I told my wife that we were finally going to cultivate a beautiful garden this year . She looked at me skeptically: Were we really going to spend the money to have a nice yard? Were we going to invest time tending the soil, planting seeds, and making a brick path?
No, none of that. I told her it was going to be a special, indigenous garden, a garden that welcomes all that God brings to our land without the help of newfangled agricultural intervention.
It’s been about three months now, and I can honestly say that the weeds are growing in quite nicely thank you very much.
I guess I just have a soft-spot for weeds. One of my personal core values is, after all, a strong insistence on biblical hospitality that welcomes even the unwieldiest plant.
You can have the beautiful flowers; my weeds and I are doing just fine. Honestly, I can’t tell the difference anyway. They are all green to me, and the wild flowers are just as pretty and attract just as many bees.
In Matthew 13:24-30, Jesus says that the kingdom of heaven is like a field of wheat that gets overrun with weeds that an enemy sows in the middle of the night. When the wheat and weeds grow together, the servants cannot separate the two until harvest time. Only then will the wheat be stored in the barn and the weeds make wonderful kindling.

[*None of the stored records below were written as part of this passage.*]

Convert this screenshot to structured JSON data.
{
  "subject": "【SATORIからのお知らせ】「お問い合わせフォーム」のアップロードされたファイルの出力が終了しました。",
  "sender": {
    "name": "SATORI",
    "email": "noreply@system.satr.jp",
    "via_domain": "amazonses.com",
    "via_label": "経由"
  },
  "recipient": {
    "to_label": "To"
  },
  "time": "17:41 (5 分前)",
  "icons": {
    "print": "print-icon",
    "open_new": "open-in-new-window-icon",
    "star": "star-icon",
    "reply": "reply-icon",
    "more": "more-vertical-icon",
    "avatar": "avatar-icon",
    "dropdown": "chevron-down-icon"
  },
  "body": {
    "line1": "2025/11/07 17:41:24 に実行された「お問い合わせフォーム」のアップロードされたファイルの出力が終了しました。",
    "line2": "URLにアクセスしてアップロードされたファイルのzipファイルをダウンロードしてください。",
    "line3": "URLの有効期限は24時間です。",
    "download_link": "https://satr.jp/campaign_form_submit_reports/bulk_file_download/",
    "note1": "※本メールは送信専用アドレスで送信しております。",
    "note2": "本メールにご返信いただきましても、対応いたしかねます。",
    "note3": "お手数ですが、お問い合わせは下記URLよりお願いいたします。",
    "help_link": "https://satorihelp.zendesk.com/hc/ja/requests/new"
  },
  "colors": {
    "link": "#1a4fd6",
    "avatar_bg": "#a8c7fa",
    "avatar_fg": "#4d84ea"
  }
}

Later, Jesus explains to the disciples that this is a parable of God’s judgment. The wheat and weeds represent the children of God and the children of the Evil One, respectively. The field is the world in which the two co-mingle.
This recalls John the Baptist’s own oracle of judgment: “God’s messiah will baptize you with the Holy Spirit and with fire. His winnowing fork is in his hand, and he will clear his threshing floor and will gather his wheat into his granary; but the chaff he will burn with unquenchable fire” (Matt. 3:11-12).
I have heard many a preacher describe wanton sinners among us as weeds–You know: the folks who lie, cheat, steal, fornicate, and gossip (well, maybe not gossip). I have also heard many a preacher advocate for “church discipline” to separate the weeds from the wheat in public fashion. We think we know who those weeds are!
Yet, if we read the text closely, we find that the wheat and the weeds look very much the same. At least one type of weed in the ancient world, darnel, looked like wheat. If a farmer wanted to sabotage his neighbor’s field, what would be more lethal than a subtle facsimile planted at night?
I’m not convinced that Jesus is talking about those blatant sinners among us when he is referring to weeds in this parable. More likely, he is referring to those religious people who fail to see their righteousness as God’s gift rather than the product of their own design.
If I remember correctly, Jesus had harsher words to say to the Pharisees than to the tax collectors and sinners with whom he spent time. And you remember what happened to that one preacher who prayed at the temple, “Thank you, Lord, for not making me like that weed over there!”
The weeds and wheat teach us that it really isn’t our business to judge in the first place. Episcopal priest, Barbara Brown Taylor, once wrote that, “Judgement is above all about being known…all the way down. It is about being seen through, seen into, and known for who we really are. It is about the total failure of our defenses and the abject poverty of our pretensions.”